R: For loop says object not found-CodePudding

I have a dataset named trainset and I'm trying to use a for loop to iterate through the specific columns and sums the values up, repeating for all rows in the dataset.

The loop looks like this and it works fine, giving me 825 results :

for (i in 1:nrow(trainset)) {
  Systolic.BP[i] <- trainset$`Systolic blood pressure`[i]
  BUN[i] <- trainset$`Urea nitrogen`[i]
  Sodium[i]  <- trainset$`Blood sodium`[i]
  Age[i]  <- trainset$age[i]
  HR[i]  <- trainset$`heart rate`[i]
  COPD[i]  <- trainset$COPD[i]
  
  outcome.pred.gwtg[i]= m.gwtg(Systolic.BP[i], BUN[i], Sodium[i], Age[i], HR[i], COPD[i])

But when I actually got an error: Error: object 'Systolic.BP' not found

Anyone knows how to solve this problem? Thanks!

CodePudding user response：

The reason you are getting the error is that the first time the loop runs, the line

Systolic.BP[i] <- trainset$`Systolic blood pressure`[i]

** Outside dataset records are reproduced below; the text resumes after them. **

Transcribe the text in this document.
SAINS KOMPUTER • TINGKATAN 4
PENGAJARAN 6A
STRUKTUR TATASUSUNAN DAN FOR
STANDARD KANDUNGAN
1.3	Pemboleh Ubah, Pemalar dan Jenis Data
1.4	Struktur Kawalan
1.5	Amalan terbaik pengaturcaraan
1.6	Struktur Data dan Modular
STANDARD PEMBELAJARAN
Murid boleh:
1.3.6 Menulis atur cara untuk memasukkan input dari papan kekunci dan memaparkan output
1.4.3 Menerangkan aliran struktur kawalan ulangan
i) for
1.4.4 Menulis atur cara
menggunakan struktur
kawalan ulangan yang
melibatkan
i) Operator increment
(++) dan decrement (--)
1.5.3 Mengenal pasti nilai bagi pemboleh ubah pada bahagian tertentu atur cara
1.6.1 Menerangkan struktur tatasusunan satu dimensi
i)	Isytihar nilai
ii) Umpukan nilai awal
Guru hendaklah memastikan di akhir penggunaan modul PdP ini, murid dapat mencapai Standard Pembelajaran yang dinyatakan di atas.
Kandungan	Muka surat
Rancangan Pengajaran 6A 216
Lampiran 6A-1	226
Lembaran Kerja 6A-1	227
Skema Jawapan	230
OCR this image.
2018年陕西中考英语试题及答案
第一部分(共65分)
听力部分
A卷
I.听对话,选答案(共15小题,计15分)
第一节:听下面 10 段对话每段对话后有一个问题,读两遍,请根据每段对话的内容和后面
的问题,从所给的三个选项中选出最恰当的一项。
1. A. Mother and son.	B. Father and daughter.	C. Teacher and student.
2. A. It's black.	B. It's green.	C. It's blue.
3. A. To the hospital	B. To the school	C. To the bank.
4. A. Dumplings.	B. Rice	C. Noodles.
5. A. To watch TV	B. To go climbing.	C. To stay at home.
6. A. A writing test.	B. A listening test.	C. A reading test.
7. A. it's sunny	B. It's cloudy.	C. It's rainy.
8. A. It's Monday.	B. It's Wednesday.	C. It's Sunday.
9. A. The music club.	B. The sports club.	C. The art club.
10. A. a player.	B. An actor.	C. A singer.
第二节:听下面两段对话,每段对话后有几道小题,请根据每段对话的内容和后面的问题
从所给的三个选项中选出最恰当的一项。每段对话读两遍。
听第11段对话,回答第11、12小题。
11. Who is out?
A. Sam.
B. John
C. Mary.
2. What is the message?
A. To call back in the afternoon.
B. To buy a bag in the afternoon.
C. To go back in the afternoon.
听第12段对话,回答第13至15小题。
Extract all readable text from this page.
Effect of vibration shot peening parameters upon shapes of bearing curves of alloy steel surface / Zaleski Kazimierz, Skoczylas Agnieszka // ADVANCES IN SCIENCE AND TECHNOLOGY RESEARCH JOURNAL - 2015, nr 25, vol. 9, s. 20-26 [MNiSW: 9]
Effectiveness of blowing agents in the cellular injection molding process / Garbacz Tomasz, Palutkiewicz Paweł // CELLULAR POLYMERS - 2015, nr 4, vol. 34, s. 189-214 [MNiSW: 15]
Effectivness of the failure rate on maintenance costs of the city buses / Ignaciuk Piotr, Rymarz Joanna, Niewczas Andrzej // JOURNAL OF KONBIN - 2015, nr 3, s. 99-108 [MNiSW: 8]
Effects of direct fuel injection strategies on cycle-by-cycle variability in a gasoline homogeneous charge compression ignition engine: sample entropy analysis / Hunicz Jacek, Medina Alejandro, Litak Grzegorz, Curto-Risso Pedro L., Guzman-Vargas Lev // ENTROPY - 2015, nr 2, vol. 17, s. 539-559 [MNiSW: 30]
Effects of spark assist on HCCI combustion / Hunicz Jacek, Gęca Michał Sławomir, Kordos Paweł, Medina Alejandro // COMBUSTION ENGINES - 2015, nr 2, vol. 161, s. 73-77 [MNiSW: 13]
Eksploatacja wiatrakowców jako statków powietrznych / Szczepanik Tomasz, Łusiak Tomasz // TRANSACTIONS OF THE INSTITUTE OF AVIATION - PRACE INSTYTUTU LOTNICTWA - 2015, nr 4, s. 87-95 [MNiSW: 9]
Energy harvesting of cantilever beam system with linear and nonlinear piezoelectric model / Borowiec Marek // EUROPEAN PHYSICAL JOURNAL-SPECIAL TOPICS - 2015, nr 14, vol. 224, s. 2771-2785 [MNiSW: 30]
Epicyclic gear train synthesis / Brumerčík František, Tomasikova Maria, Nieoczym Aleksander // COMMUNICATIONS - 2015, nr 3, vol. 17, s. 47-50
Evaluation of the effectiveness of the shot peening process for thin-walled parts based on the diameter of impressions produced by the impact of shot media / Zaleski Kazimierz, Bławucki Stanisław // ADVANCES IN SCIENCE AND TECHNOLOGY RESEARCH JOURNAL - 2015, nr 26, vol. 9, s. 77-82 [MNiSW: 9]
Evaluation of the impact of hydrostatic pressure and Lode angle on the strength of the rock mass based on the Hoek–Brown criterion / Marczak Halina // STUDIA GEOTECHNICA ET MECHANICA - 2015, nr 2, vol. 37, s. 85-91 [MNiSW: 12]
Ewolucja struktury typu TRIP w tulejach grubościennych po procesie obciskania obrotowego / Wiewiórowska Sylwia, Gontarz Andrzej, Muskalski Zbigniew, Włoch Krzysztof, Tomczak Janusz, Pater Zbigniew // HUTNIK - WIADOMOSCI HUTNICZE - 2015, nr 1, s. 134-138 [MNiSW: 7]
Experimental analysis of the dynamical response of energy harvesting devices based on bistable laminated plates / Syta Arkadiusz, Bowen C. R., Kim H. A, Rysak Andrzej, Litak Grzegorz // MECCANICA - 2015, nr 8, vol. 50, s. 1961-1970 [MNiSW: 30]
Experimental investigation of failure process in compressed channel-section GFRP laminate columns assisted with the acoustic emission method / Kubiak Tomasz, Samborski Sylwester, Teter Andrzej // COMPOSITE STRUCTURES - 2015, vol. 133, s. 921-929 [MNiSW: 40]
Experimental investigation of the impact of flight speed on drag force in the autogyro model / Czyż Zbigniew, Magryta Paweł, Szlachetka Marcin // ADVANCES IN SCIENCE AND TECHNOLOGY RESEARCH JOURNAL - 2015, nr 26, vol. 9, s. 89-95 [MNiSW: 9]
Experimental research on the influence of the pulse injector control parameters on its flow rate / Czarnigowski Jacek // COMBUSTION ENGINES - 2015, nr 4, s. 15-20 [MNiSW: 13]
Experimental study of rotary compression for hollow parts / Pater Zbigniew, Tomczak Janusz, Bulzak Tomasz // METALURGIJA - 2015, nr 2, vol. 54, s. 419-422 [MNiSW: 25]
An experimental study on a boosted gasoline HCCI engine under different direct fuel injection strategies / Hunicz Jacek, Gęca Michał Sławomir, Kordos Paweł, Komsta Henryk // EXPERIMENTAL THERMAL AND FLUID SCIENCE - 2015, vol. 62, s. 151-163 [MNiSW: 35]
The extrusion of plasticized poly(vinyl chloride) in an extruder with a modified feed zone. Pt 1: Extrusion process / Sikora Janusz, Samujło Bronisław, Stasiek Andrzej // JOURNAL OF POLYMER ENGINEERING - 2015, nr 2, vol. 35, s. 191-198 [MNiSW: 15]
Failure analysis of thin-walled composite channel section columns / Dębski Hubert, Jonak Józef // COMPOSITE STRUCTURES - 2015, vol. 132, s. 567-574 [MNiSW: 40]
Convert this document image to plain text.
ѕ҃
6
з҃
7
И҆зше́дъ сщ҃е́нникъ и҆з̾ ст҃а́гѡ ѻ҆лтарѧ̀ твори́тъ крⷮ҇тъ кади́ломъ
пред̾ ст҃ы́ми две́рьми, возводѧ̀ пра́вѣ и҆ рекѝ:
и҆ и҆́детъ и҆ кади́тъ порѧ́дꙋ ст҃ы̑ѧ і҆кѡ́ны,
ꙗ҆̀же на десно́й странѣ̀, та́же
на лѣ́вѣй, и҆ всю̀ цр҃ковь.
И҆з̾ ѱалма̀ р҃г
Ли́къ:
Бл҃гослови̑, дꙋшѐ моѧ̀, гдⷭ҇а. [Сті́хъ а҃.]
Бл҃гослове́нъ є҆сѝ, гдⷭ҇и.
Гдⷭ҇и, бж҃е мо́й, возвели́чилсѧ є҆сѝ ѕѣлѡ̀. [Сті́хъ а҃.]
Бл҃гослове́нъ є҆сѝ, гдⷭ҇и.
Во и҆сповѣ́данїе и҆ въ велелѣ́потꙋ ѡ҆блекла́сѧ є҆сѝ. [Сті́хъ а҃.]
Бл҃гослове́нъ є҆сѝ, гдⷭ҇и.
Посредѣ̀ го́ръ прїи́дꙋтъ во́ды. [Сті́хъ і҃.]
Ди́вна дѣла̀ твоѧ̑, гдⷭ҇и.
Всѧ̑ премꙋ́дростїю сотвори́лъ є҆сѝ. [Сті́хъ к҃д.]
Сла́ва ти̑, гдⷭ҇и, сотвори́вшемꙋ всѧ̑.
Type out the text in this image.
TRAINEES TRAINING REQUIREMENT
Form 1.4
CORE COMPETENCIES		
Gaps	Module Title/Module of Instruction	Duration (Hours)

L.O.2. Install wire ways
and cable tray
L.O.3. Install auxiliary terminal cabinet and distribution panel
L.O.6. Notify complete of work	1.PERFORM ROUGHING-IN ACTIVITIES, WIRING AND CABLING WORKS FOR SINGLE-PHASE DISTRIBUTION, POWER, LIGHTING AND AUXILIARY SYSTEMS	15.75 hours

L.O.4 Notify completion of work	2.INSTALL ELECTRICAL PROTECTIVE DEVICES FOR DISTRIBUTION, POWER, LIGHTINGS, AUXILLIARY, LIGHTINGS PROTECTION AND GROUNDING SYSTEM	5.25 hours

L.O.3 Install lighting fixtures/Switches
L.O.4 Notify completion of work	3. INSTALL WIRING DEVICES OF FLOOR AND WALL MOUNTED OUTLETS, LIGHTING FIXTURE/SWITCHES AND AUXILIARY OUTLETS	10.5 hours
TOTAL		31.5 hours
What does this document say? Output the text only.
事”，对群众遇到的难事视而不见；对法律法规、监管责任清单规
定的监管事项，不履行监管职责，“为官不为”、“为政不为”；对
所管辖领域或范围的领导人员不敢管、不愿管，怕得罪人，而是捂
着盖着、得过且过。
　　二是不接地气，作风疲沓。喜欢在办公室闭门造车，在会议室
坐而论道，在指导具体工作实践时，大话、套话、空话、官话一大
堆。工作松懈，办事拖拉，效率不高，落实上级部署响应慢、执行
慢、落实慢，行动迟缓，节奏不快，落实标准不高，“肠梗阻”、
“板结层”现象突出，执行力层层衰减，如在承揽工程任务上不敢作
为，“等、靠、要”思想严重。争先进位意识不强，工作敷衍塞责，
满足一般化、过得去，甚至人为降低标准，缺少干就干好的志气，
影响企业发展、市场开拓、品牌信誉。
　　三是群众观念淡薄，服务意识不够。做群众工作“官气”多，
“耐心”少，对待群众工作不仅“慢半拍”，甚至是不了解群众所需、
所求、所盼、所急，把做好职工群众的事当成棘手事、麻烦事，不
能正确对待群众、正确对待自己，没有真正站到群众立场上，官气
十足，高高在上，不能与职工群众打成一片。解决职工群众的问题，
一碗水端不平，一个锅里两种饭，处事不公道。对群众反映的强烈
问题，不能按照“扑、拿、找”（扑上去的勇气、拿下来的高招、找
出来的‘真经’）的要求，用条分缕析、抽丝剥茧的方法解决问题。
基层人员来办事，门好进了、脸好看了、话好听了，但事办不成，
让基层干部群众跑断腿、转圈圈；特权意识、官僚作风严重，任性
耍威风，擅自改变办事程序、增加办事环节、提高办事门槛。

Tries to write the first entry of trainset$'Systolic blood pressure' into the first position of a vector called Systolic.BP. But this vector doesn't exist yet.

If you are using the subsetting operator [, you need to have the vector already defined. For example, I get an error if I do:

for(i in 1:10) {
   x[i] <- i
 }
#> Error: object 'x' not found

This is because x doesn't exist when I try to write to its first position. The correct way to do this loop would be

x <- numeric(10)
for(i in 1:10) {
   x[i] <- i
 }
x
#> [1]  1  2  3  4  5  6  7  8  9 10

It's not clear to me why you need to write each variable separately for passing to the function inside the loop anyway - you could just do:

outcome.pred.gwtg <- numeric(nrow(trainset))

for (i in 1:nrow(trainset)) {
  
  outcome.pred.gwtg[i] <- m.gwtg(trainset$`Systolic blood pressure`[i], 
                                 trainset$`Urea nitrogen`[i],
                                 trainset$`Blood sodium`[i],
                                 trainset$age[i],
                                 trainset$`heart rate`[i],
                                 trainset$COPD[i])
}

Another option, since you are only using the new variable names inside the loop, is to do:

outcome.pred.gwtg <- numeric(nrow(trainset))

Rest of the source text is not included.